そういう「都市の混沌」が、人の心を疲れさせもするし、華やぎをもたらしもする。
そして、疲れていなければ、ときめく心は起きてこない。
内田樹のように、自分の心の「安定と秩序」に充足してゆく「自尊感情」とやらに執着・耽溺しているものに体験できるはずがない。
疲れていなければ都市住民じゃない、ともいえる。自己の「安定と秩序」に充足しているものには「都市生活の疲れ」などない。世の中は間違っている、人々は愚かだ、と吠えまくって自尊感情に浸りきっているものに「出会いのときめき」なんかあるはずがない。どんなにたくさんの取り巻きがいても、内田樹の心にあるのは「取り巻かれていることの充足」だけで、じつは誰にもときめいていない。また、取り巻いているものたちも、同意してうなずきながらみずからの「自尊感情」を確認しているだけだ。自尊感情が大事だというネットワークに、ときめき合う関係などあるはずがない。彼らの充足しきった表情のどこにセックスアピールがあるというのか。セックスアピールを持たないものどうしがうなずき合っているネットワークなのだから、ときめき合う関係になるはずがないし、それは都市的ではない。

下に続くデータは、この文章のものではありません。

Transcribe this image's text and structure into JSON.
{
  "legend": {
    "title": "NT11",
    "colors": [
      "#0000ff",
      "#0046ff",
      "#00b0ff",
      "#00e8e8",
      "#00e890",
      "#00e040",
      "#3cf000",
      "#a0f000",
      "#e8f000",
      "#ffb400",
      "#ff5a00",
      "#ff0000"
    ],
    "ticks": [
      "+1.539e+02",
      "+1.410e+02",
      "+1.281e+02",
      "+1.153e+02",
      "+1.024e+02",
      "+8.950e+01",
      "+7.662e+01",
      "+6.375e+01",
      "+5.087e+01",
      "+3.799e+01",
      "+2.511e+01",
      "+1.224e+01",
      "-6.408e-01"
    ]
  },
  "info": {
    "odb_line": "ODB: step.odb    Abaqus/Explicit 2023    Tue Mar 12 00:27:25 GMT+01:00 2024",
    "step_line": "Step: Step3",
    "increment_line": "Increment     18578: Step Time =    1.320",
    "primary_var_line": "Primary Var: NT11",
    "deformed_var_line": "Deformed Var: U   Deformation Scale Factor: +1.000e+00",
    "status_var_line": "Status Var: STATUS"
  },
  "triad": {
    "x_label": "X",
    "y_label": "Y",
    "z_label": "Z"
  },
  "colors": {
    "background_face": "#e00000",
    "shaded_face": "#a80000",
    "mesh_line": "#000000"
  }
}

この生やこの世の中に打ちひしがれ疲れ果てているものたちのほうが、ずっと深く豊かにときめき合っている。
都市や都市住民のセックスアピールは、疲れ果てていることにある。都市住民は、誰もが疲れ果てた旅人なのだ。
誰もがセックスアピールを持っているから、誰もがときめき合う関係が生まれる。じつは、この関係によって人類拡散が起きてきたのであり、都市の発生の問題は人類拡散の問題でもある。
人類拡散の果てに氷河期の北ヨーロッパにたどり着いたネアンデルタール人がフリーセックスの関係の社会をつくっていたということは、誰もがセックスアピールをそなえた存在としてときめき合っていたということを意味する。そして、彼らのどこにセックスアピールがあったのかといえば、誰もが「疲れ果てた旅人」として生きていたということにある。その生きられない厳しい環境のもとに置かれて、誰もが疲れ果てていた。
この世のもっとも豊かなセックスアピールは、この世のもっとも「生きられない」もののもとにある。この生や自分の心の「安定と秩序」に充足しきっているものや、元気いっぱいに人や社会を憎んだり恨んだりして荒れ狂っている心のもとにあるのではない。まあ、そうした「安定と秩序」を欲しがるから、心が荒れ狂ってしまう。そうやって現代人は、自閉症認知症等々の心を病んでいる。スピリチュアルだかなんだか知らないが、そうやって「神」や「霊魂」や「生まれ変わり」等々の概念にすがりつく。